6. Considérant qu'il résulte de ce qui précède que le pourvoi de Mme A...épouseB...'h doit être rejeté, y compris ses conclusions présentées au titre de l'article L. 761-1 du code de justice administrative ; qu'il n'y a pas lieu, dans les circonstances de l'espèce, de mettre à la charge de Mme A...épouseB...'h la somme demandée par l'ONIAM au titre des mêmes dispositions ;

D E C I D E :

--------------

Article 1er : Le pourvoi de Mme A...épouseB...'h est rejeté.
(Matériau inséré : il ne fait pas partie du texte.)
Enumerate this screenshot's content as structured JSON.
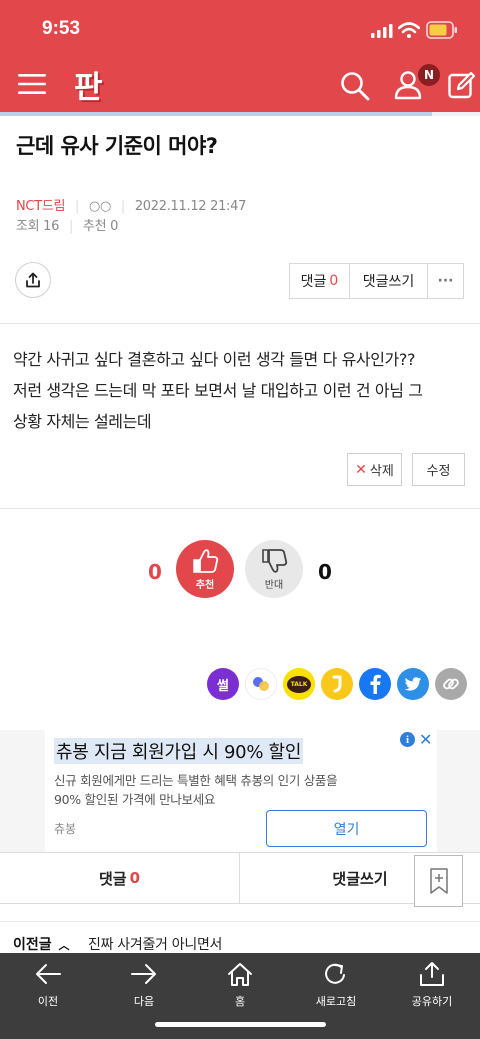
{
  "status_bar": {
    "time": "9:53"
  },
  "header": {
    "logo": "판",
    "notification_badge": "N"
  },
  "post": {
    "title": "근데 유사 기준이 머야?",
    "author": "NCT드림",
    "author_extra": "○○",
    "date": "2022.11.12 21:47",
    "views_label": "조회",
    "views": "16",
    "recommend_label": "추천",
    "recommend": "0",
    "body_lines": [
      "약간 사귀고 싶다 결혼하고 싶다 이런 생각 들면 다 유사인가??",
      "저런 생각은 드는데 막 포타 보면서 날 대입하고 이런 건 아님 그",
      "상황 자체는 설레는데"
    ]
  },
  "actions": {
    "comment_label": "댓글",
    "comment_count": "0",
    "write_comment": "댓글쓰기",
    "more": "···",
    "delete": "삭제",
    "edit": "수정"
  },
  "vote": {
    "up_count": "0",
    "up_label": "추천",
    "down_label": "반대",
    "down_count": "0"
  },
  "share": {
    "ssul_label": "썰",
    "talk_label": "TALK"
  },
  "ad": {
    "headline": "츄봉 지금 회원가입 시 90% 할인",
    "desc_line1": "신규 회원에게만 드리는 특별한 혜택 츄봉의 인기 상품을",
    "desc_line2": "90% 할인된 가격에 만나보세요",
    "brand": "츄봉",
    "open_button": "열기"
  },
  "bottom_tabs": {
    "comment_label": "댓글",
    "comment_count": "0",
    "write_comment": "댓글쓰기"
  },
  "prev_post": {
    "label": "이전글",
    "title": "진짜 사겨줄거 아니면서"
  },
  "toolbar": {
    "back": "이전",
    "forward": "다음",
    "home": "홈",
    "refresh": "새로고침",
    "share": "공유하기"
  },
  "colors": {
    "brand_red": "#e2474b",
    "link_blue": "#2f7fd8",
    "toolbar_bg": "#3d3d3d"
  }
}
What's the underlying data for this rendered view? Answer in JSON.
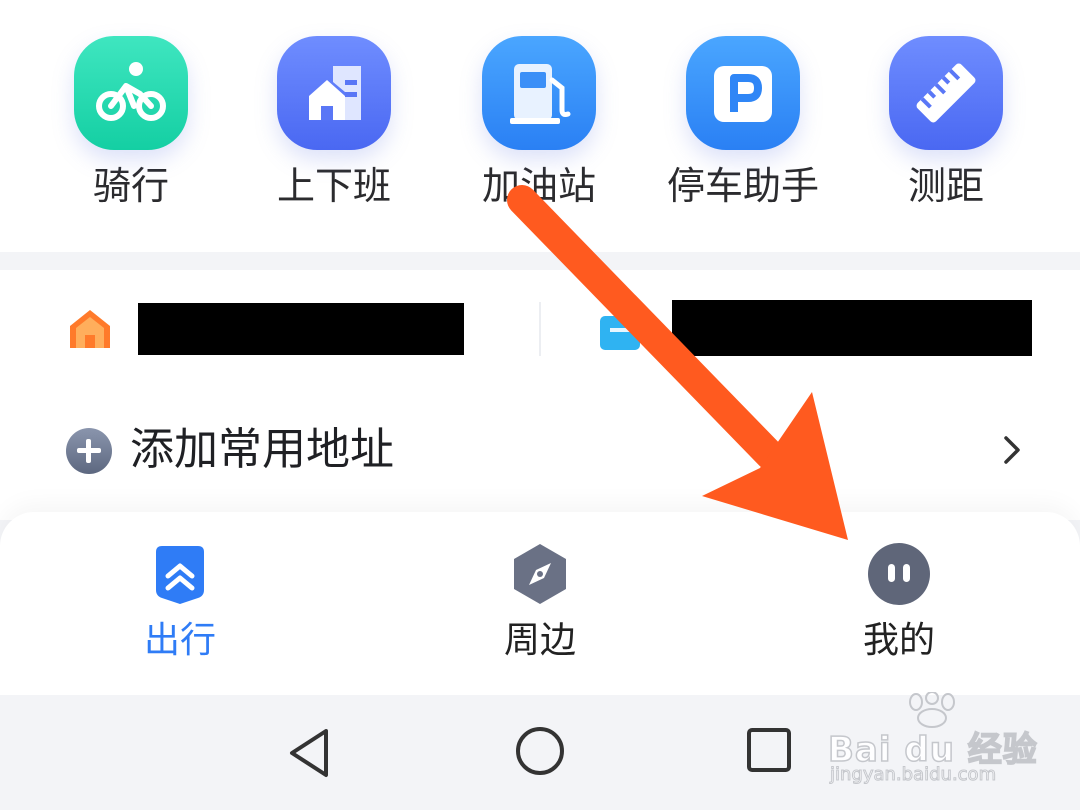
{
  "quick_actions": [
    {
      "label": "骑行",
      "icon": "bike-icon",
      "color_top": "#3fe6c0",
      "color_bottom": "#14cfa3"
    },
    {
      "label": "上下班",
      "icon": "commute-building-icon",
      "color_top": "#6f8dff",
      "color_bottom": "#4a68f2"
    },
    {
      "label": "加油站",
      "icon": "gas-pump-icon",
      "color_top": "#4aa6ff",
      "color_bottom": "#2a80f4"
    },
    {
      "label": "停车助手",
      "icon": "parking-icon",
      "color_top": "#4aa6ff",
      "color_bottom": "#2a80f4"
    },
    {
      "label": "测距",
      "icon": "ruler-icon",
      "color_top": "#6f8dff",
      "color_bottom": "#4a68f2"
    }
  ],
  "favorites": {
    "home_icon": "home-icon",
    "company_icon": "company-icon",
    "add_label": "添加常用地址",
    "add_icon": "plus-circle-icon",
    "chevron_icon": "chevron-right-icon"
  },
  "tabs": [
    {
      "label": "出行",
      "icon": "travel-icon",
      "active": true,
      "color": "#2f7cf6"
    },
    {
      "label": "周边",
      "icon": "compass-icon",
      "active": false,
      "color": "#222222"
    },
    {
      "label": "我的",
      "icon": "profile-icon",
      "active": false,
      "color": "#222222"
    }
  ],
  "system_nav": {
    "back_icon": "back-triangle-icon",
    "home_icon": "home-circle-icon",
    "recents_icon": "recents-square-icon"
  },
  "annotation": {
    "arrow_color": "#ff5a1f",
    "arrow_icon": "orange-arrow-icon"
  },
  "watermark": {
    "brand": "Bai du 经验",
    "url": "jingyan.baidu.com"
  }
}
Article 2 : Les conclusions présentées par l'ONIAM au titre de l'article L. 761-1 du code de justice administrative sont rejetées.

Article 3 : La présente décision sera notifiée à Mme C...A...épouseB...'h et à l'Office national d'indemnisation des accidents médicaux, des affections iatrogènes et des infections nosocomiales.

Copie en sera adressée à la caisse primaire d'assurance maladie de l'Essonne.


Synthèse
Formation : 5ème - 4ème chambres réunies
Numéro d'arrêt : 400950
Date de la décision : 25/10/2017
Type d'affaire : Administrative
Type de recours : Plein contentieux

Analyses

60-02-01 RESPONSABILITÉ DE LA PUISSANCE PUBLIQUE. RESPONSABILITÉ EN RAISON DES DIFFÉRENTES ACTIVITÉS DES SERVICES PUBLICS. SERVICE PUBLIC DE SANTÉ. - DEMANDE D'INDEMNISATION ADRESSÉE À L'ONIAM - AFFECTION ÉVOLUTIVE SUSCEPTIBLE D'ÉVOLUER DANS UN SENS FAVORABLE - OCTROI D'UNE RENTE PROVISIONNELLE - CONDITIONS.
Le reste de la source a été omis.